Examples in the blog seem too simple make any conclusions
So yes, it does really matter. Keep in mind that optimizations stack. We're preventing LLVM from doing it's thing. So if we make the futures themselves smaller, LLVM will be able to optimize more. So small changes really compound.
The risk they took was very calculated. Unfortunately they’re bad at math and chose the wrong trade-offs.
Ah well. Shit happens.
They chose the exact same tradeoffs as C++'s async/await (and the same overall model as Python/NodeJS), so I'm not sure what that says about programming as a whole.
Not to mention Tokio (most popular runtime for Rust) is multi-threaded by default. So you have to deal with multithreading bugs as well as normal async ones. That is not the case with most async languages. For example both Python and NodeJS use a single thread to execute async code.
Python still has pluggable eventloops - this is sort of mandatory to interact with weird things like GUI toolkits, and Python's standard event loop was standardised pretty late in the game.
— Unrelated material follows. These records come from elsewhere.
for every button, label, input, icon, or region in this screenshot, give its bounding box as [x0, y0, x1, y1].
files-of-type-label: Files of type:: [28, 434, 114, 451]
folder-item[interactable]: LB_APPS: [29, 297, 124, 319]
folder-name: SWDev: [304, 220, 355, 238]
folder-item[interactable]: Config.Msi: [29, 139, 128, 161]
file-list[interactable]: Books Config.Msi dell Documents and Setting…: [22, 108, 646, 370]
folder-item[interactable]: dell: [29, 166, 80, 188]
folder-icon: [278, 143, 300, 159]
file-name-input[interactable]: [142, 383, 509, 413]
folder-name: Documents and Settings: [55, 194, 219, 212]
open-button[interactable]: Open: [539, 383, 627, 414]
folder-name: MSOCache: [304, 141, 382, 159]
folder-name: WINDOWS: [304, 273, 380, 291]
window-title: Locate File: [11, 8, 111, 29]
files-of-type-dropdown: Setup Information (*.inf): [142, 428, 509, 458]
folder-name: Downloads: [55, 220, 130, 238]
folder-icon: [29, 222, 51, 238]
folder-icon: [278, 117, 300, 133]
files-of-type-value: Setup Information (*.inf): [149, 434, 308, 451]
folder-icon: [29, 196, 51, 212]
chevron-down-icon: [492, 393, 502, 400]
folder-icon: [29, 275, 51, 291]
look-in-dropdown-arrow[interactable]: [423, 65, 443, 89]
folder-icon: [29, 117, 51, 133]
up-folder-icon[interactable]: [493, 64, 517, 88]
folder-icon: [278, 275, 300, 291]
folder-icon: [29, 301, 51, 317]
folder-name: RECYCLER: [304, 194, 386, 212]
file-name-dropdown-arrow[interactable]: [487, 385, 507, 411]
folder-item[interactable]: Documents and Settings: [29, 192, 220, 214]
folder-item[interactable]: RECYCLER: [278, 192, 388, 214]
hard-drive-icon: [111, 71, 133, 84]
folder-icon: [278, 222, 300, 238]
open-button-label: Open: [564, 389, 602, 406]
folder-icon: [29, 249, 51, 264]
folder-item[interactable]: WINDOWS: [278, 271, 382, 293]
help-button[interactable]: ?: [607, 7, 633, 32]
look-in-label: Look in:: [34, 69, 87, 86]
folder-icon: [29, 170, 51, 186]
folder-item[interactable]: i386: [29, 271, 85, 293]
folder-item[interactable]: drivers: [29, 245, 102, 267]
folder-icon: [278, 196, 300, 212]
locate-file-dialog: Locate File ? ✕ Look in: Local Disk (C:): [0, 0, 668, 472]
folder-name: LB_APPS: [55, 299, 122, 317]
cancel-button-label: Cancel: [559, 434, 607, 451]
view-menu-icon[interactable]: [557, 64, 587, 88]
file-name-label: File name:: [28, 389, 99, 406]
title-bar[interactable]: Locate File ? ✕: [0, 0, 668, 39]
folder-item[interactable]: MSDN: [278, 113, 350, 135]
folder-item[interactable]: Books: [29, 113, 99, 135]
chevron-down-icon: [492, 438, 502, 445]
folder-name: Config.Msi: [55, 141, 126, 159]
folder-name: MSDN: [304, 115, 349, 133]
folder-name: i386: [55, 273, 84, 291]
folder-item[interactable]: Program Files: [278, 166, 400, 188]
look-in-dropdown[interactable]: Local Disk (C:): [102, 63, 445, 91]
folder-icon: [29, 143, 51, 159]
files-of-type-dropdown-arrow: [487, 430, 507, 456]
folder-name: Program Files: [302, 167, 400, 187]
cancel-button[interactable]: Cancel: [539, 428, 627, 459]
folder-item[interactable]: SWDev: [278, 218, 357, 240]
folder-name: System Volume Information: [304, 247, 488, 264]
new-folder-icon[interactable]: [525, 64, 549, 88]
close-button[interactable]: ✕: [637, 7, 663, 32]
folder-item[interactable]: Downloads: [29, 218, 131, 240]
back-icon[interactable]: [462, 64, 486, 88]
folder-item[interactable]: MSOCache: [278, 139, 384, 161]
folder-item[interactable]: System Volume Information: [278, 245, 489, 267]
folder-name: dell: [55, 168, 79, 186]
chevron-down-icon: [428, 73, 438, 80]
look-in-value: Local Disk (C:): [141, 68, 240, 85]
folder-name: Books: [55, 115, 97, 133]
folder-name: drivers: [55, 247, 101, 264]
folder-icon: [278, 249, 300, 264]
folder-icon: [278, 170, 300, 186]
Early on there was even an ecosystem split between Twisted and competing event loops implementations.
> For example both Python and NodeJS use a single thread to execute async code
I'd argue this is more a historical artefact of how the languages functioned before futures were introduced, rather than an inherent limitation.
You could've deduced that from the fact that someone who puts this amount of energy in a detailed article about intricacies of an area of "foo", quite certainly does not "hate on foo".
The article is fine besides the bait title.
I don't know enough about the domain to be objectively helpful, so it's all wishy-washy feelings on my part. I keep reaching for orchestrating things with threads in Rust where most people would probably reach for async these days. The only language where I've felt fine embracing the blessed async system is Haskell and its green threads (which I understand come with their own host of problems).